PANGKALPINANG (realita.news) – Dewan Perwakilan Rakyat Daerah Provinsi Kepulauan Bangka Belitung meminta Pemerintah Kabupaten/Kota dan pihak terkait meningkatkan pengawasan terhadap penyaluran gas subsidi, elpiji ukuran tiga kilogram, agar tepat sasaran.
“Pengawasannya harus jelas, jika ada yang mengatakan berapa pun harga elpiji tiga kilogram asalkan ada stok, itu sebenarnya bentuk frustrasi masyarakat. Untuk itu kami minta Disperindag kerja sama dengan Pertamina untuk cek dan awasi langsung di lapangan,” kata Ketua DPRD Provinsi Babel Didit Srogusjaya di Pangkalpinang, Selasa (25/02/2025).

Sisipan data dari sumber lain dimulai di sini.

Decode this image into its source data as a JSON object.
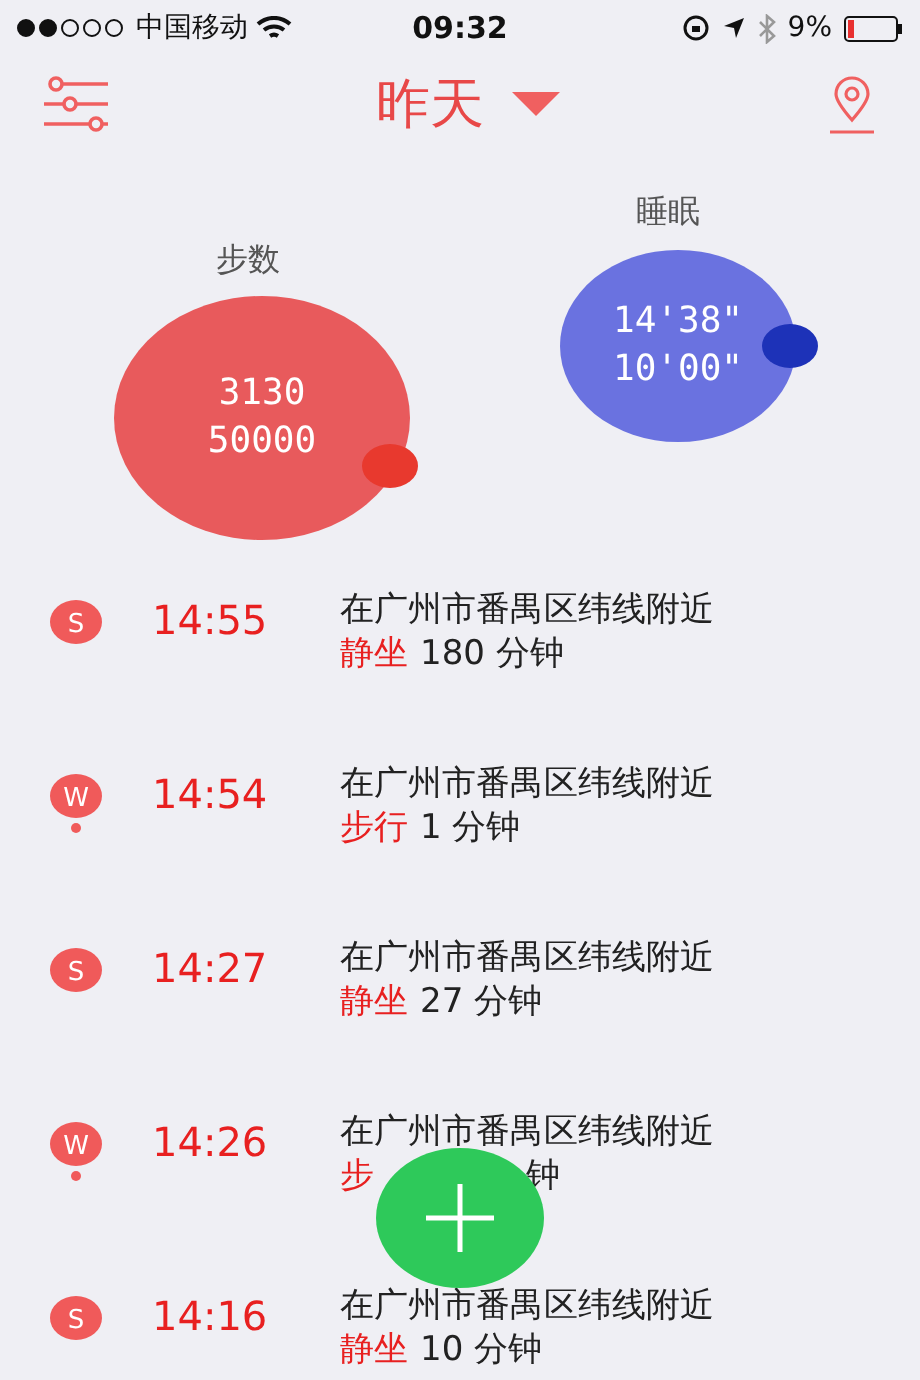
{
  "status_bar": {
    "carrier": "中国移动",
    "time": "09:32",
    "battery": "9%"
  },
  "nav": {
    "title": "昨天"
  },
  "summary": [
    {
      "kind": "steps",
      "label": "步数",
      "lines": [
        "3130",
        "50000"
      ],
      "color": "#e85a5c"
    },
    {
      "kind": "sleep",
      "label": "睡眠",
      "lines": [
        "14'38\"",
        "10'00\""
      ],
      "color": "#6a72e0"
    }
  ],
  "activities": [
    {
      "kind": "sit",
      "badge": "S",
      "time": "14:55",
      "place": "在广州市番禺区纬线附近",
      "activity": "静坐",
      "rest": "180 分钟"
    },
    {
      "kind": "walk",
      "badge": "W",
      "time": "14:54",
      "place": "在广州市番禺区纬线附近",
      "activity": "步行",
      "rest": "1 分钟"
    },
    {
      "kind": "sit",
      "badge": "S",
      "time": "14:27",
      "place": "在广州市番禺区纬线附近",
      "activity": "静坐",
      "rest": "27 分钟"
    },
    {
      "kind": "walk",
      "badge": "W",
      "time": "14:26",
      "place": "在广州市番禺区纬线附近",
      "activity": "步",
      "rest": "钟",
      "covered": true
    },
    {
      "kind": "sit",
      "badge": "S",
      "time": "14:16",
      "place": "在广州市番禺区纬线附近",
      "activity": "静坐",
      "rest": "10 分钟"
    }
  ]
}
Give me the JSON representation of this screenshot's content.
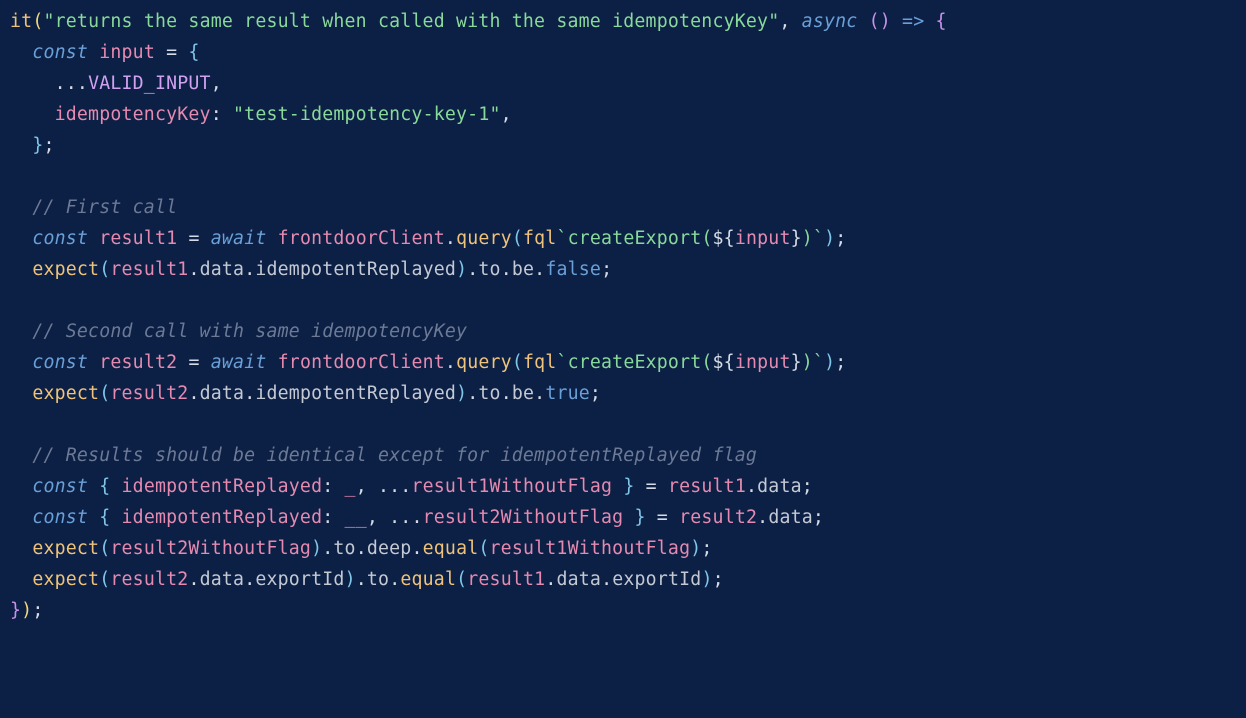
{
  "code": {
    "line1": {
      "fn": "it",
      "str": "\"returns the same result when called with the same idempotencyKey\"",
      "async": "async",
      "arrow": "=>"
    },
    "line2": {
      "kw": "const",
      "var": "input",
      "op": "="
    },
    "line3": {
      "spread": "...",
      "const": "VALID_INPUT"
    },
    "line4": {
      "prop": "idempotencyKey",
      "colon": ":",
      "str": "\"test-idempotency-key-1\""
    },
    "line5": {
      "close": "};"
    },
    "line7": {
      "comment": "// First call"
    },
    "line8": {
      "kw": "const",
      "var": "result1",
      "op": "=",
      "await": "await",
      "obj": "frontdoorClient",
      "method": "query",
      "tag": "fql",
      "tmpl_open": "`createExport(",
      "interp_open": "${",
      "interp_var": "input",
      "interp_close": "}",
      "tmpl_close": ")`"
    },
    "line9": {
      "fn": "expect",
      "arg": "result1",
      "p1": "data",
      "p2": "idempotentReplayed",
      "to": "to",
      "be": "be",
      "val": "false"
    },
    "line11": {
      "comment": "// Second call with same idempotencyKey"
    },
    "line12": {
      "kw": "const",
      "var": "result2",
      "op": "=",
      "await": "await",
      "obj": "frontdoorClient",
      "method": "query",
      "tag": "fql",
      "tmpl_open": "`createExport(",
      "interp_open": "${",
      "interp_var": "input",
      "interp_close": "}",
      "tmpl_close": ")`"
    },
    "line13": {
      "fn": "expect",
      "arg": "result2",
      "p1": "data",
      "p2": "idempotentReplayed",
      "to": "to",
      "be": "be",
      "val": "true"
    },
    "line15": {
      "comment": "// Results should be identical except for idempotentReplayed flag"
    },
    "line16": {
      "kw": "const",
      "prop": "idempotentReplayed",
      "u": "_",
      "rest": "result1WithoutFlag",
      "src": "result1",
      "srcp": "data"
    },
    "line17": {
      "kw": "const",
      "prop": "idempotentReplayed",
      "u": "__",
      "rest": "result2WithoutFlag",
      "src": "result2",
      "srcp": "data"
    },
    "line18": {
      "fn": "expect",
      "arg": "result2WithoutFlag",
      "to": "to",
      "deep": "deep",
      "equal": "equal",
      "arg2": "result1WithoutFlag"
    },
    "line19": {
      "fn": "expect",
      "arg": "result2",
      "p1": "data",
      "p2": "exportId",
      "to": "to",
      "equal": "equal",
      "arg2": "result1",
      "p3": "data",
      "p4": "exportId"
    },
    "line20": {
      "close": "});"
    }
  }
}
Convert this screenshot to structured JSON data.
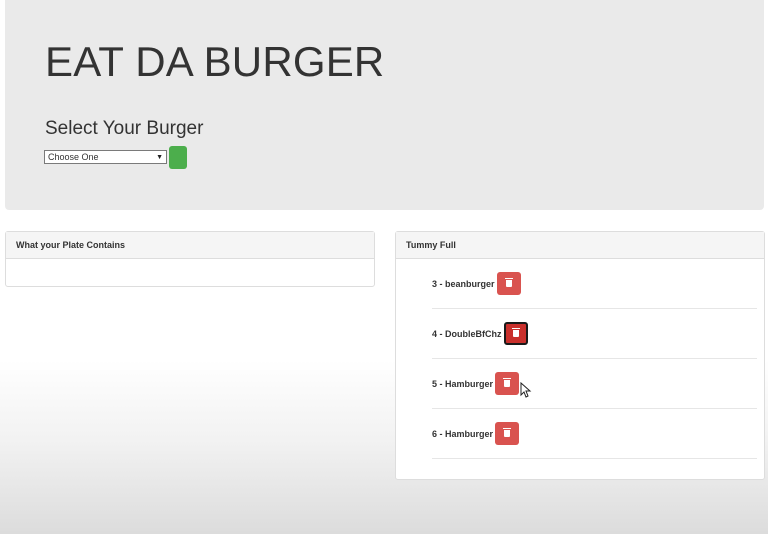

Didit berharap pemerintah kabupaten/kota secepatnya memvaliditasi jumlah penerima gas elpiji bersubsidi masih sehingga masih sering ditemukan keluhan warga yang kesulitan mendapatkan gas tersebut.
Selain itu, masih ditemukan adanya restorang tergolong besar dan hotel menggunakan elpiji tiga kilogram yang seharusnya gas ukuran ini hanya untuk masyarakat kurang mampu dan pelaku usaha kecil. “Sampai saat ini masih ada hotel yang menggunakan gas ukuran ini. Harusnya langsung ditindak dan laporkan ke aparat hukum,” katanya.
Ia mengatakan Pertamina sudah maksimal memenuhi kebutuhan elpiji subsidi untuk masyarakat, namun karena masih adanya data yang tidak tepat menyebabkan penyaluran tidak tepat sasaran.
Untuk itu dia berharap bupati dan wali kota serta instansi terkait lainnya rutin melakukan pengawasan dengan menggelar inspeksi mendadak di daerah masing-masing dan jika ditemukan ada keluhan atau laporan masyarakat segera ditindaklanjuti. “Percuma saat rapat koordinasi kabupaten atau kota hanya bicara stok cukup, tapi fakta di lapangan selalu tidak cukup,” ujarnya.